Subject RE: [Firebird-Architect] Can we, can we, can we????...
Author Svend Meyland Nicolaisen
> -----Original Message-----
> From:
> [] On Behalf Of Nando Dessena
> Sent: 13. juni 2005 20:20
> To:
> Subject: Re: [Firebird-Architect] Can we, can we, can we????...
> Jim,
> J> Is a timeout elapsed time or cpu time?
> good question. OTTOMH I'd say whichever comes first.

Neither I think.

> J> Elapsed time is problematic on a
> J> heavily loaded system since delay can be induced by other requests
> J> either hogging the system or holding a blocking resource.
> Killing a
> J> valid request seems more than a little unfair, but killing a valid
> J> request in a heavy loaded system that is going to automatically
> J> restart is a guarantee of livelock.
> We should consider the reason why people ask for this
> feature: when there is a runaway query, in current versions
> of Firebird practically nothing else happens. That's why they
> need to kill it.

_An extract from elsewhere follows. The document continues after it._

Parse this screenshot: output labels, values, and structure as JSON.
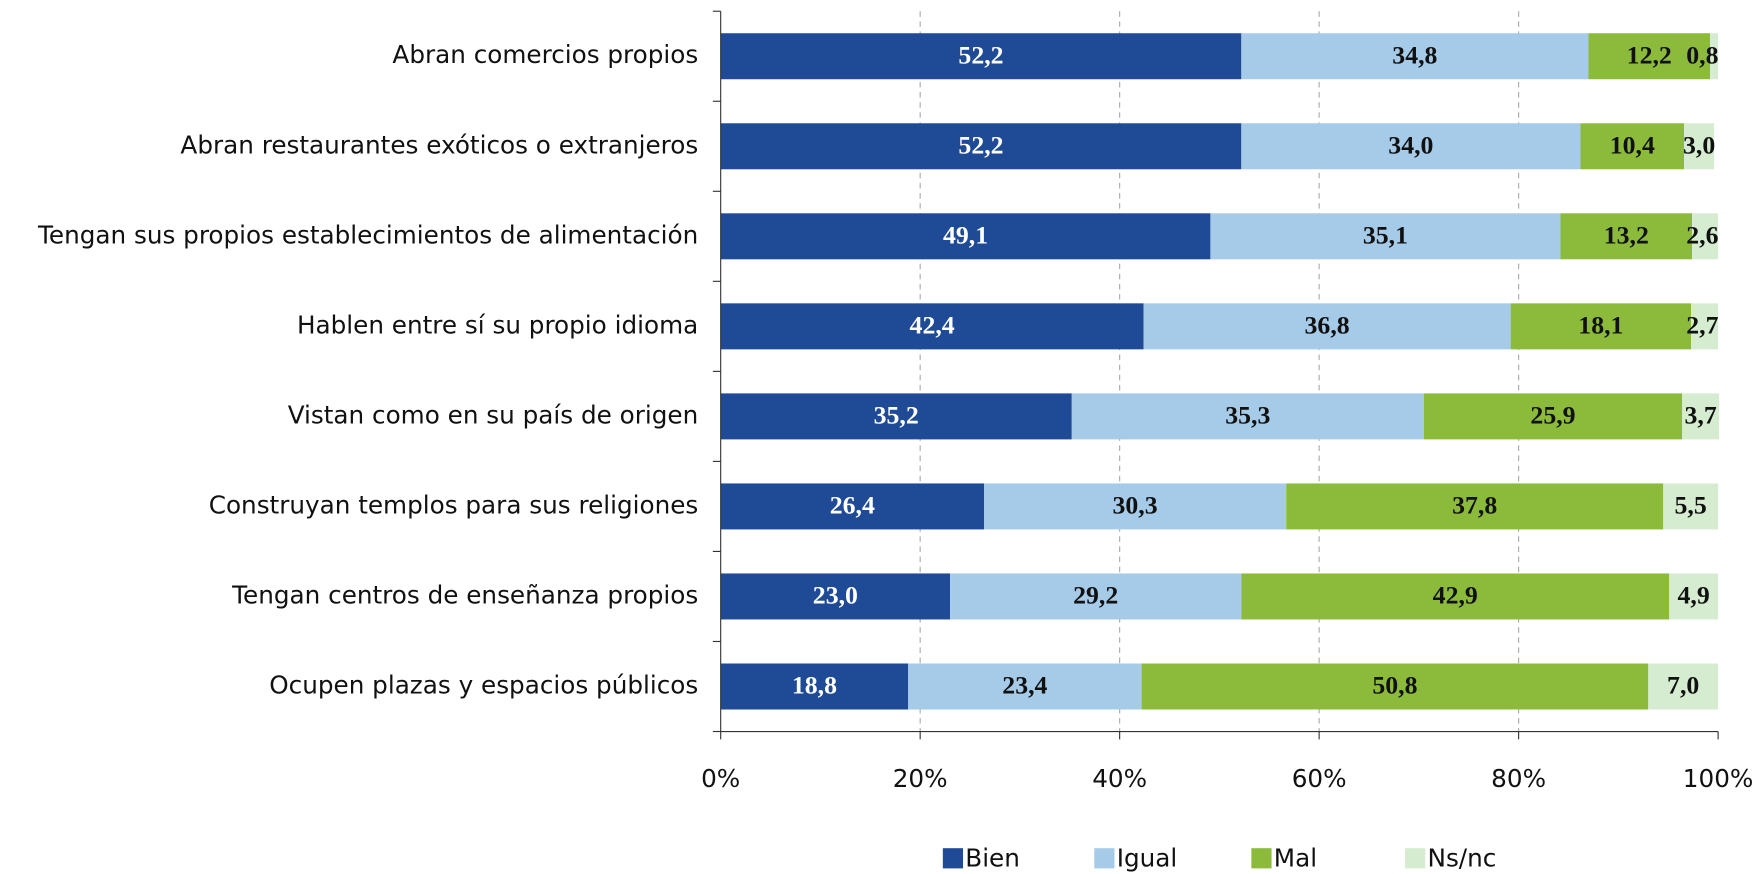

With more granularity, the need to kill
> might well disappear.

That seems to make a lot of sence.

> J> CPU might be better, but it appears that pthreads doesn't
> provide any
> J> mechanism to get per thread CPU numbers, so I'm afraid
> we're going to
> J> have to write that off.
> I'm not experienced with posix pthreads so I cannot comment.
> J> How about limiting the number of fetches? We already
> track that, so
> J> a limit would be computationally cheap. Numbers ecords read is
> J> another possibility, but it would have to be records
> fetched rather
> J> than records returned. Number of update operations, maybe?
> The problem is that some "runaway queries" tend to waste a
> great deal of time doing things that don't depend on the
> number of records returned or updated, like scanning poorly
> selective indexes or collecting garbage... Number of reads
> sounds good to me, as it would be common to all 4 DML
> operations, wouldn't it?

Number of record reads seems like the way to go to me, if a sort of
"timeout" should be implemented.

I though have difficult to see why we need such server functionality (that
might become a problem in itself) to protect against badly written client
applications and/or database designs.